The Patent Trial and Appeal Board (PTAB) denied a patent owner’s request for rehearing of the PTAB’s decision to institute inter partes review (IPR) when there was ambiguity in one of the inventors’ declarations about whether and to what extent non-author inventors contributed to the relevant portion of an asserted reference. Watson Laboratories, Inc. v. United Therapeutics, Corp., Case No. IPR2017-01621 (PTAB, Mar. 26, 2018) (Paper 33) (Cotta, APJ).
Watson Laboratories filed a petition for request IPR challenging certain claims of a patent owned by United Therapeutics (UTC). Following UTC’s preliminary response, the PTAB entered a decision granting institution. UTC filed a request for rehearing seeking reconsideration of the institution decision.
UTC argued that an asserted journal article was not prior art because it was not the work of another.
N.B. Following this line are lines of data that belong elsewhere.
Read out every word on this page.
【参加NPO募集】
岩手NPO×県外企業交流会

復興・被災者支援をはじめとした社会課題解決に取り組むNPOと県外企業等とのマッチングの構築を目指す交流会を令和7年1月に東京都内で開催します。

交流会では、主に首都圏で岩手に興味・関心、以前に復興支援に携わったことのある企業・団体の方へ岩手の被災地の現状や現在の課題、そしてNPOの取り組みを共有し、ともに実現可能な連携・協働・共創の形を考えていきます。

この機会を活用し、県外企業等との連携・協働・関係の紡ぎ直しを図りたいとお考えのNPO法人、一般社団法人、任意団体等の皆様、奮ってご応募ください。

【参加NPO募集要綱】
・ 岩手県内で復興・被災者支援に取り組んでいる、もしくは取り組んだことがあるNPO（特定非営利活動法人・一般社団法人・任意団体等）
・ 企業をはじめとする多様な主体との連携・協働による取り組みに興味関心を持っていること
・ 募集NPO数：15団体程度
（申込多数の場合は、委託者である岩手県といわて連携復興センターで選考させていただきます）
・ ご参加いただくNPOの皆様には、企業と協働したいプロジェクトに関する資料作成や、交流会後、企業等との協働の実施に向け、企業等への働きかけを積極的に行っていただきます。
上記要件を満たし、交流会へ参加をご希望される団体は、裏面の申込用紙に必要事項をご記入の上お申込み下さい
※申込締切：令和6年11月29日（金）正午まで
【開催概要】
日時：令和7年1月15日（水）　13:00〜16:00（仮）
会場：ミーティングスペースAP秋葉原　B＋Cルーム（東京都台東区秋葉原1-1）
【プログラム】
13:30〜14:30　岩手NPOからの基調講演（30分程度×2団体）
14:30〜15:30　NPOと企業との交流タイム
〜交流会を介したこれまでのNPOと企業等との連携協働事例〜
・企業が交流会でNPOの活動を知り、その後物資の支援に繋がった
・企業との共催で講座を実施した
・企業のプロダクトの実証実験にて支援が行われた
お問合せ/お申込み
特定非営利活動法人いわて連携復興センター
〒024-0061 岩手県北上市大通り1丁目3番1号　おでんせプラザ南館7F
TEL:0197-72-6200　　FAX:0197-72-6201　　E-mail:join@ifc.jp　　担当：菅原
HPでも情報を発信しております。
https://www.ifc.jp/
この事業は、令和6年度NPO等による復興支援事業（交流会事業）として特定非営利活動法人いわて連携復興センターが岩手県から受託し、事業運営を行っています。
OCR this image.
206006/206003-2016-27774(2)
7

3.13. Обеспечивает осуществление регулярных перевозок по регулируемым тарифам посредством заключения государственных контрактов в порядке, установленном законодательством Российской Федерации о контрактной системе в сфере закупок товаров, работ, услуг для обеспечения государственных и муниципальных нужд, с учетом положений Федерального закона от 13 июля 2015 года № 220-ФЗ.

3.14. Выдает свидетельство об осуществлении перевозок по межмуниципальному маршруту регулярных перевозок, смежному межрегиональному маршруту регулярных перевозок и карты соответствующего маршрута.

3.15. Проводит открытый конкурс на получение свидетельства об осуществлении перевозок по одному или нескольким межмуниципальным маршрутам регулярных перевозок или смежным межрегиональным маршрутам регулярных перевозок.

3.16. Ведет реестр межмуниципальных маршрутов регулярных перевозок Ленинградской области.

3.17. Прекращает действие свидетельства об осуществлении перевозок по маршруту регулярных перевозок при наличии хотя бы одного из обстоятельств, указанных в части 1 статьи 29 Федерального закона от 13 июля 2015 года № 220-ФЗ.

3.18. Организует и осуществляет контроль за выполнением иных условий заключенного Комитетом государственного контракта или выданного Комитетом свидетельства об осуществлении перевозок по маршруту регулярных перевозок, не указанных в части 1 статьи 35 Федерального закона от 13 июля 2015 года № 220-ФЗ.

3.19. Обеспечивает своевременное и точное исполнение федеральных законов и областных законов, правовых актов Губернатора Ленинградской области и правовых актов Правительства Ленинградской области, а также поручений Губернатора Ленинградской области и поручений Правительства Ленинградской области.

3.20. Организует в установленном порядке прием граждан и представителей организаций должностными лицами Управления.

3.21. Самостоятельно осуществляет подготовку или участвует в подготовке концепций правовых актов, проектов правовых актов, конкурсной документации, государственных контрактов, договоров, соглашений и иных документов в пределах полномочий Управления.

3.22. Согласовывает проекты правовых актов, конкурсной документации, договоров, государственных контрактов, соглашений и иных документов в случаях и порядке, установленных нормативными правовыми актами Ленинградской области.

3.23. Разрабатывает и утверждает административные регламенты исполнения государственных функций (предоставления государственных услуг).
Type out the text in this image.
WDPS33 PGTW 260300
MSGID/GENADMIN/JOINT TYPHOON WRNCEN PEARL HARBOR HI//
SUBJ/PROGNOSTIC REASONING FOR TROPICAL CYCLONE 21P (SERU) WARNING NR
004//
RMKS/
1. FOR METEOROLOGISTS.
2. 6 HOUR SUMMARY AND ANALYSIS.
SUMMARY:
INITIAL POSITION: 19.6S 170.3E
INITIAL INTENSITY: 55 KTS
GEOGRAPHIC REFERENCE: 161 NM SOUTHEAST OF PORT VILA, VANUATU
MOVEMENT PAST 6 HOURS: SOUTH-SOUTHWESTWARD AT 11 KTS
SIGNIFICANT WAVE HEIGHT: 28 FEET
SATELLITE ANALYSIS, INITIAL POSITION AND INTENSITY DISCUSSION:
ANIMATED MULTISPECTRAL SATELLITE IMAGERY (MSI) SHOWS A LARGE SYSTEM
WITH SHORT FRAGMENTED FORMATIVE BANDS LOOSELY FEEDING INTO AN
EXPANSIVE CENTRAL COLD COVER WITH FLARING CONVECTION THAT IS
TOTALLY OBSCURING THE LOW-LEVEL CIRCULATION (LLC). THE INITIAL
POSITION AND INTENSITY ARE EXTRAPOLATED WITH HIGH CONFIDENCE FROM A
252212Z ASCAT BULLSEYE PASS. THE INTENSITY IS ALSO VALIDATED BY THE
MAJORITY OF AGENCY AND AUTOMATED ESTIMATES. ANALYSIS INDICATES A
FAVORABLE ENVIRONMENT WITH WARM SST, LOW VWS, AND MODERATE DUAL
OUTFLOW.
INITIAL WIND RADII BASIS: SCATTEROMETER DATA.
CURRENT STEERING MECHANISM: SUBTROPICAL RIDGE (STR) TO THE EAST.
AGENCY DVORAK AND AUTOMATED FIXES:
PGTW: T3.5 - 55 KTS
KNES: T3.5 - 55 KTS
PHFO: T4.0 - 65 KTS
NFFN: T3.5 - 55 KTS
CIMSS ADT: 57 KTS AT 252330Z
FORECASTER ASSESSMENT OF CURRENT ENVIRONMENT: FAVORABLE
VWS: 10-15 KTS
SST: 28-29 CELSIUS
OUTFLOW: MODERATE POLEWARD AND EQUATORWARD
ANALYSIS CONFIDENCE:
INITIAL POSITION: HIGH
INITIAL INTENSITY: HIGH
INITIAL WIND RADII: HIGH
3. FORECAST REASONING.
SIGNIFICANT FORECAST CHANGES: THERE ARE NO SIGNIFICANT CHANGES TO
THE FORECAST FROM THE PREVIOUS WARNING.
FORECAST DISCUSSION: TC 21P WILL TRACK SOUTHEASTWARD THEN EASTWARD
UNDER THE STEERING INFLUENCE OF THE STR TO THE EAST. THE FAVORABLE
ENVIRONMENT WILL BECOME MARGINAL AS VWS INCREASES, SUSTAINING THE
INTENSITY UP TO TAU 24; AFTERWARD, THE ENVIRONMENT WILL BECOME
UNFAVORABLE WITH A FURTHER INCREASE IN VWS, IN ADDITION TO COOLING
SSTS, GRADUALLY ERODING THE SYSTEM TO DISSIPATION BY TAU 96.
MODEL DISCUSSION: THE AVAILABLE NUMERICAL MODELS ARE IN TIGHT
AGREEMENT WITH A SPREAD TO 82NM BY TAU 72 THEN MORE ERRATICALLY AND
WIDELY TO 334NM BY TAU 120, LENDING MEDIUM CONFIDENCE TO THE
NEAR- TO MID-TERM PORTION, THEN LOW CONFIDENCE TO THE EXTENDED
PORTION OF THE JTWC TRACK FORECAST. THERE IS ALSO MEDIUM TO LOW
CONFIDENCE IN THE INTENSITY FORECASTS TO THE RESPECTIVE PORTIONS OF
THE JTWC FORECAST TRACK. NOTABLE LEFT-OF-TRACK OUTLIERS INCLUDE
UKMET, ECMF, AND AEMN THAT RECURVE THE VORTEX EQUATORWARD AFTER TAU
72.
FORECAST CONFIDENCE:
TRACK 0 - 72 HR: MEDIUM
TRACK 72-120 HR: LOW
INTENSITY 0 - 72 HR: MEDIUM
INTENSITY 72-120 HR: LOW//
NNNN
In the institution decision, the PTAB concluded that evidence provided by Watson was sufficient to resolve factual disputes involving the availability of the journal article as a prior art printed publication for the purposes of institution. The PTAB maintained its conclusion while denying UTC’s request for rehearing and further elaborated its finding that the declarations provided by UTC left some ambiguity as to the contribution of authors who were not co-inventors to the relevant portion of the asserted journal article and the contribution of several named inventors who were not co-authors of the asserted journal article. The PTAB framed the issue as follows: “whether a reference is the work of ‘another’ is not limited to the contribution of the non-inventor co-authors. Rather, the inquiry is whether the inventive entities are the same for the relevant portion of [the journal reference] and for the challenged claims.”
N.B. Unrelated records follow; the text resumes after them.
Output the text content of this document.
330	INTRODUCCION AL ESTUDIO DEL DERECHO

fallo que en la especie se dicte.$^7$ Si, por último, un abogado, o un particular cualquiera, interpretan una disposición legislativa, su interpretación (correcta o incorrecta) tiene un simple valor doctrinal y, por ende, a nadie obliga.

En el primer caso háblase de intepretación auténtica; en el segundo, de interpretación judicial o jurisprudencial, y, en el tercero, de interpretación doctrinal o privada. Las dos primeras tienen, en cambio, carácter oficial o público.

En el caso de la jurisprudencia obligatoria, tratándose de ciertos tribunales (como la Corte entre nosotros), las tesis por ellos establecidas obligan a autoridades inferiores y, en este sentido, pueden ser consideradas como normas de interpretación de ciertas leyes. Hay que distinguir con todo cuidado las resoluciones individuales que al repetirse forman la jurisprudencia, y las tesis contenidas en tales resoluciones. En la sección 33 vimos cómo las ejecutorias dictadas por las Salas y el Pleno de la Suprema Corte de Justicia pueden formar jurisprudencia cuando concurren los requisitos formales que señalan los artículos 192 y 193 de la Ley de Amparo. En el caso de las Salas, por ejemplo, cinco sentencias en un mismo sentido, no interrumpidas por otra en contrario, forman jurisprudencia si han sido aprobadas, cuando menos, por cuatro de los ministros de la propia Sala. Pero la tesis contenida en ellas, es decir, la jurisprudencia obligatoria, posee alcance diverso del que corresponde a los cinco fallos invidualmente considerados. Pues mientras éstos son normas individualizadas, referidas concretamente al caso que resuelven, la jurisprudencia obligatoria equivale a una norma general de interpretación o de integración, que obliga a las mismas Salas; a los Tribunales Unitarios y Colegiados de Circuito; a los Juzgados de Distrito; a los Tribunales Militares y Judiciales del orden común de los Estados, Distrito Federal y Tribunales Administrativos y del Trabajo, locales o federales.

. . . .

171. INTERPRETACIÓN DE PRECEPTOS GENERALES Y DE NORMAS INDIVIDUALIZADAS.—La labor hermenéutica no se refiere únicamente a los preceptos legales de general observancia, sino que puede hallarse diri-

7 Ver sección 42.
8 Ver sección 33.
The PTAB distinguished its findings here from its 2017 ruling in Varian Med Systs. v. Wm. Beaumont Hosp., where it held that “the omission of a named inventor from co-authorship has no significance for whether the publication is the work of ‘others,’” because the “by another” issue is to be determined based on the facts of the case at hand, and the facts in Varian were different because the inventor’s declaration in Varian was unambiguous.
The PTAB further noted that in determining whether to institute IPR, the PTAB considers whether a petitioner has met the burden of establishing a “reasonable likelihood that at least one of the claims challenged in the petition is unpatentable” in the light most favorable to the petitioner, and therefore the issue of contribution of the non-inventor co-authors is a genuine issue of material fact that must be viewed in the light most favorable to the petitioner, and may be resolved after Watson has the opportunity to cross-examine any of UTC’s declarants.
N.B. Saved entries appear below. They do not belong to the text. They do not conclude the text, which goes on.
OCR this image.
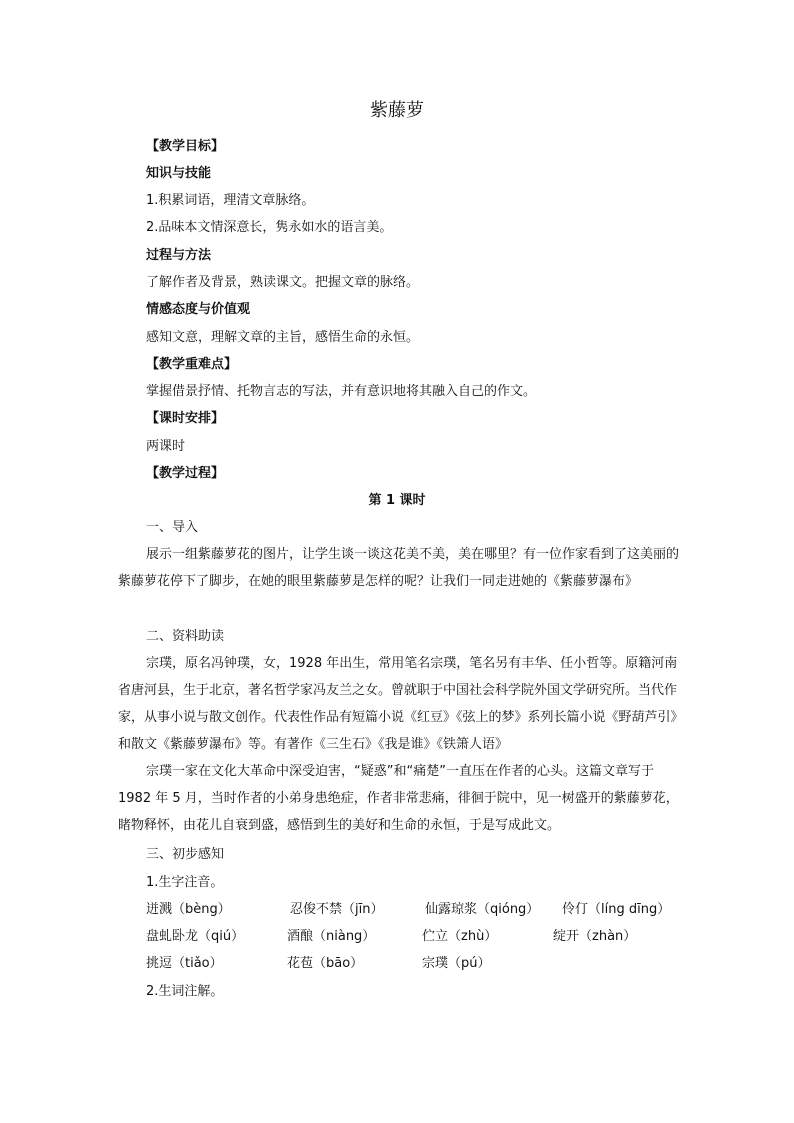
紫藤萝
【教学目标】
知识与技能
1.积累词语，理清文章脉络。
2.品味本文情深意长，隽永如水的语言美。
过程与方法
了解作者及背景，熟读课文。把握文章的脉络。
情感态度与价值观
感知文意，理解文章的主旨，感悟生命的永恒。
【教学重难点】
掌握借景抒情、托物言志的写法，并有意识地将其融入自己的作文。
【课时安排】
两课时
【教学过程】
第 1 课时
一、导入

展示一组紫藤萝花的图片，让学生谈一谈这花美不美，美在哪里？有一位作家看到了这美丽的紫藤萝花停下了脚步，在她的眼里紫藤萝是怎样的呢？让我们一同走进她的《紫藤萝瀑布》

二、资料助读

宗璞，原名冯钟璞，女，1928 年出生，常用笔名宗璞，笔名另有丰华、任小哲等。原籍河南省唐河县，生于北京，著名哲学家冯友兰之女。曾就职于中国社会科学院外国文学研究所。当代作家，从事小说与散文创作。代表性作品有短篇小说《红豆》《弦上的梦》系列长篇小说《野葫芦引》和散文《紫藤萝瀑布》等。有著作《三生石》《我是谁》《铁箫人语》

宗璞一家在文化大革命中深受迫害，“疑惑”和“痛楚”一直压在作者的心头。这篇文章写于 1982 年 5 月，当时作者的小弟身患绝症，作者非常悲痛，徘徊于院中，见一树盛开的紫藤萝花，睹物释怀，由花儿自衰到盛，感悟到生的美好和生命的永恒，于是写成此文。

三、初步感知
1.生字注音。
迸溅（bèng）	忍俊不禁（jīn）	仙露琼浆（qióng） 伶仃（líng dīng）
盘虬卧龙（qiú）	酒酿（niàng）	伫立（zhù）	绽开（zhàn）
挑逗（tiǎo）	花苞（bāo）	宗璞（pú）
2.生词注解。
Practice Note: When confronting the issue of whether an asserted printed publication is the work of another, practitioners representing patent owners in America Invents Act proceedings should endeavor to unambiguously address and resolve all factual issues regarding whether (1) the portion of the asserted publication relied on by the petitioner and (2) the subject matter of the challenged claims both represent the contribution of the named inventors—and only the named inventors.